Vom Start weg wurde attackiert - aus gutem Grund: Schließlich ging es gleich auf das Sellajoch, das mit 2244 Metern Höhe nach dem Ausfall des Umbrailpasses die Cima Coppi war, der höchste Punkt des Giro d’Italia 2024. Diese und die damit verbundenen 50 Punkte sicherte sich dort oben Giulio Pellizzari (VF Group-Bardiani CSF - Faizane) vor Nairo Quintana (Movistar). Nach der Abfahrt bildete sich eine größere Ausreißergruppe, die zunächst acht Fahrer umfasste - auch hier war Georg Steinhauser bereits dabei: Nairo Quintana (Movistar), Julian Alaphilippe (Soudal - Quick Step), Giulio Pellizzari (VF Group-Bardiani CSF - Faizane), Georg Steinhauser (EF Education EasyPost), Marco Frigo (Israel-Premier Tech), Damiano Caruso (Bahrain-Victorious), Amanuel Ghebreigzabhier (Lidl-Trek) und Davide Ballerini (Astana Qazaqstan Team) bildeten zunächst die Spitze des Rennens. Im Anstieg zum Passo Rolle schlossen mit Nicola Conci (Alpecin-Deceuninck) und Attila Valter (Visma | Lease a Bike) zwei weitere Fahrer auf.
Im Peloton ließ UAE Team Emirates die Spitzengruppe gewähren. Allerdings war Team dsm-firmenich PostNL unzufrieden mit der Rennsituation und erhöhte am Passo Rolle das Tempo und brachte die Ausreißer wieder in Schlagdistanz. Am Passo Gobbera holten die Mannen um Bardet die Spitzengruppe schließlich ein. Kurz vor der Kuppe brach die niederländische Mannschaft ihre Aktion ab. Offenbar fühlte sich Bardet doch nicht dazu in der Lage, zu attackieren. Amanuel Ghebreigzabhier nutzte den günstigen Moment aus und attackierte erneut aus dem Peloton heraus. Georg Steinhauser folgte und schloss die Lücke zum Mann aus Eritrea in der Abfahrt. Zu diesem Zeitpunkt waren noch rund 50 Kilometer zu fahren.

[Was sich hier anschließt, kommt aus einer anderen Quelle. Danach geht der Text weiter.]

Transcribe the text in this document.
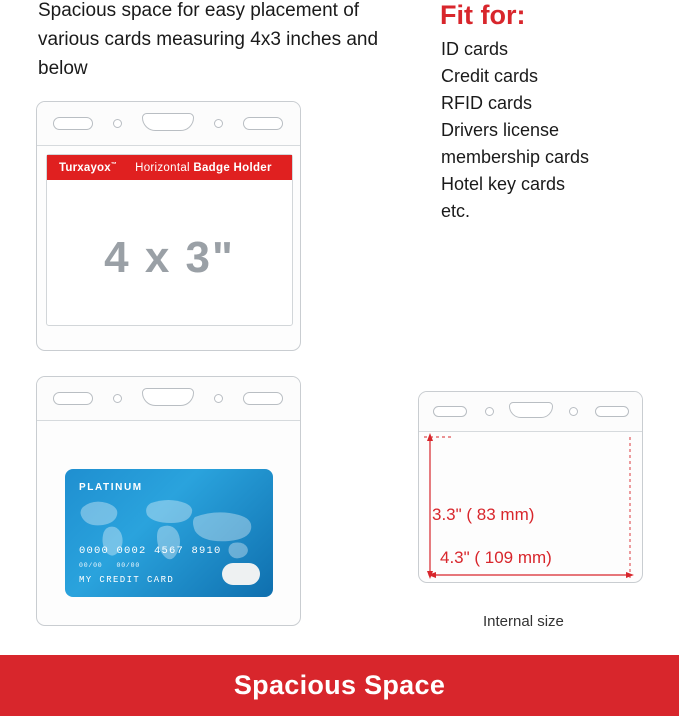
Spacious space for easy placement of various cards measuring 4x3 inches and below
Fit for:
ID cards
Credit cards
RFID cards
Drivers license
membership cards
Hotel key cards
etc.
Turxayox™ Horizontal Badge Holder
4 x 3"
PLATINUM
0000 0002 4567 8910
00/00 00/00
MY CREDIT CARD
3.3" ( 83 mm)
4.3" ( 109 mm)
Internal size
Spacious Space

Dahinter übernahm Ineos Grenadiers das Kommando in der Gruppe um das Rosa Trikot von Tadej Pogacar, wohl aber nur, um in der Abfahrt sicher von vorne zu fahren. Bei der ersten Überfahrt des Passo Brocon ging das Wechselspielchen im Peloton weiter. Zunächst setzte sich wieder dsm-firmenich PostNL an die Spitze, dann kurzzeitig Soudal - Quick Step, ehe UAE Team Emirates wieder übernahm. Auch Simon Geschke (Cofidis) probierte es nochmal mit einer Attacke, kam aber nicht weg.
An der Spitze schüttelte derweil Steinhauser Ghebreigzabhier ab und ging als Solist auf die letzte rutschige Abfahrt des Tages. Die meisterte der 22-Jährige ohne Probleme und nahm rund drei Minuten Vorsprung auf die Pogacar-Gruppe mit in den Schlussanstieg.
Fast zwölf Kilometer ging es nochmal bergauf für den Youngster, der sein Ding an der Spitze durchzog. Im Peloton fuhr Ineos Grenadiers zwar ein gewisses Tempo. Die Briten machten aber zunächst keine Zeit auf den Deutschen gut.
Erst als Daniel Felipe Martinez (Bora-Hansgrohe) attackierte, begann der Vorsprung von Steinhauser langsam zu schmelzen. Der Kolumbianer konnte sich aber nicht von der Konkurrenz absetzen. Somit übernahm Tadej Pogacar selbst die Tempoarbeit und fuhr seinen Gegnern davon.
Um Steinhauser einzuholen, war es aber schon zu spät. Der Profi von EF Education EasyPost konnte seinen ersten Sieg als Radprofi als Solist voll auskosten.